How to Test Negative for Stupid: And Why Washington Never Will!

Published on 17 October 2025 at 11:52

A Country Founded by Geniuses, Now Run by Idiots

Senator John Kennedy, with his Louisiana drawl and dry, homespun wit, once said,

“I believe our country was founded by geniuses but is being run by idiots.”

You don’t have to agree with his politics to appreciate his precision. It’s the kind of line that slices through the fog of bureaucracy like a shrimp boat cutting through bayou mist. The Founding Fathers wrote the Constitution with quills and candlelight, yet 250 years later, we can’t pass a budget without a Twitter meltdown.

Somewhere along the line, intelligence stopped being a virtue — and became an inconvenience.

The Pigs in the Creek

Kennedy puts it best again:

“The water in Washington won’t clear up until you get the pigs out of the creek.”

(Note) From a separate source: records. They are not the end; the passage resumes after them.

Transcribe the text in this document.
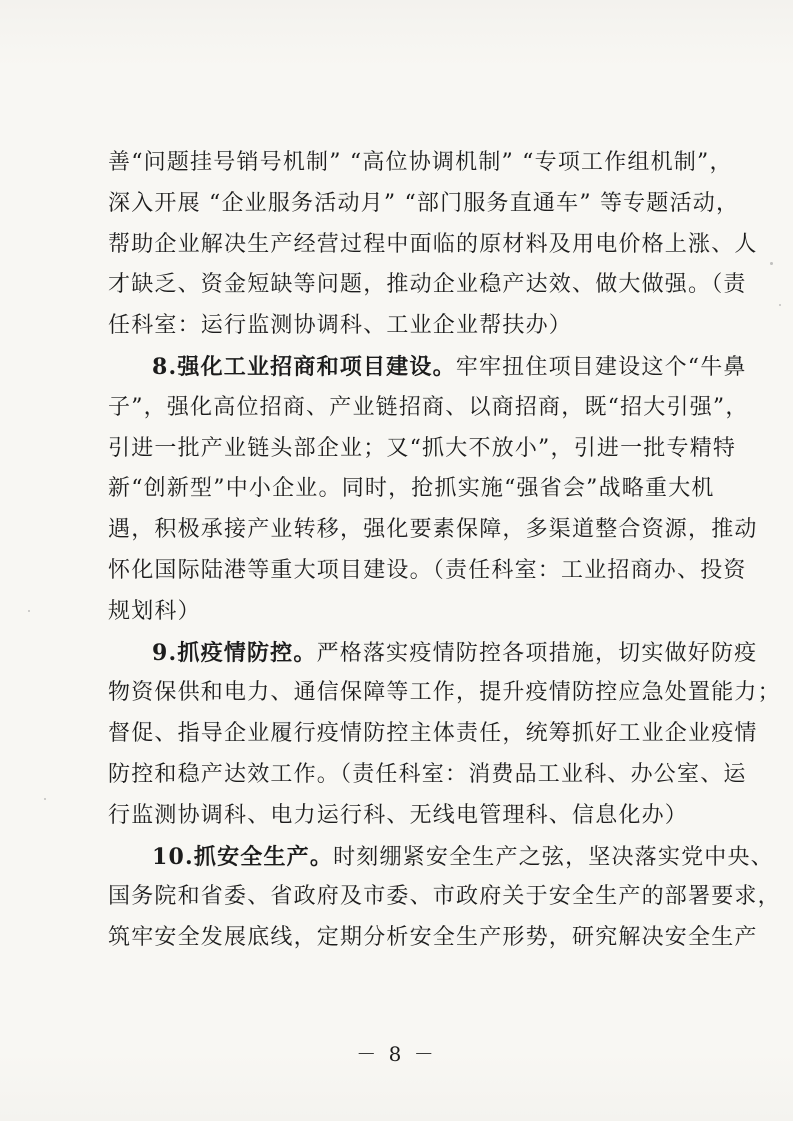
善“问题挂号销号机制” “高位协调机制” “专项工作组机制”，
深入开展 “企业服务活动月” “部门服务直通车” 等专题活动，
帮助企业解决生产经营过程中面临的原材料及用电价格上涨、人
才缺乏、资金短缺等问题，推动企业稳产达效、做大做强。（责
任科室：运行监测协调科、工业企业帮扶办）
8.强化工业招商和项目建设。牢牢扭住项目建设这个“牛鼻
子”，强化高位招商、产业链招商、以商招商，既“招大引强”，
引进一批产业链头部企业；又“抓大不放小”，引进一批专精特
新“创新型”中小企业。同时，抢抓实施“强省会”战略重大机
遇，积极承接产业转移，强化要素保障，多渠道整合资源，推动
怀化国际陆港等重大项目建设。（责任科室：工业招商办、投资
规划科）
9.抓疫情防控。严格落实疫情防控各项措施，切实做好防疫
物资保供和电力、通信保障等工作，提升疫情防控应急处置能力；
督促、指导企业履行疫情防控主体责任，统筹抓好工业企业疫情
防控和稳产达效工作。（责任科室：消费品工业科、办公室、运
行监测协调科、电力运行科、无线电管理科、信息化办）
10.抓安全生产。时刻绷紧安全生产之弦，坚决落实党中央、
国务院和省委、省政府及市委、市政府关于安全生产的部署要求，
筑牢安全发展底线，定期分析安全生产形势，研究解决安全生产
－ 8 －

That’s the kind of line you could embroider on a pillow and sell out at every farmer’s market in America. But it’s more than folksy humor — it’s political physics. Corruption, self-interest, and performative outrage pollute every institution they enter. Washington’s swamp isn’t just metaphorical; it’s an emotional ecosystem where honesty drowns and slogans float.

We’ve created an entire economy around pretense — from the lobbyist who “cares deeply about the environment” while pocketing oil checks, to the senator who rails against social media bias during a live-streamed campaign fundraiser.

The pigs are thriving, and the water isn’t getting any clearer.

(Inspired by the quotes and wit of Senator John Kennedy of Louisiana)

There’s a new kind of intelligence test being administered in America — not one involving numbers, memory, or logic, but something far simpler: the ability to test negative for stupid.

And if we’re being honest, Washington D.C. hasn’t passed it in decades.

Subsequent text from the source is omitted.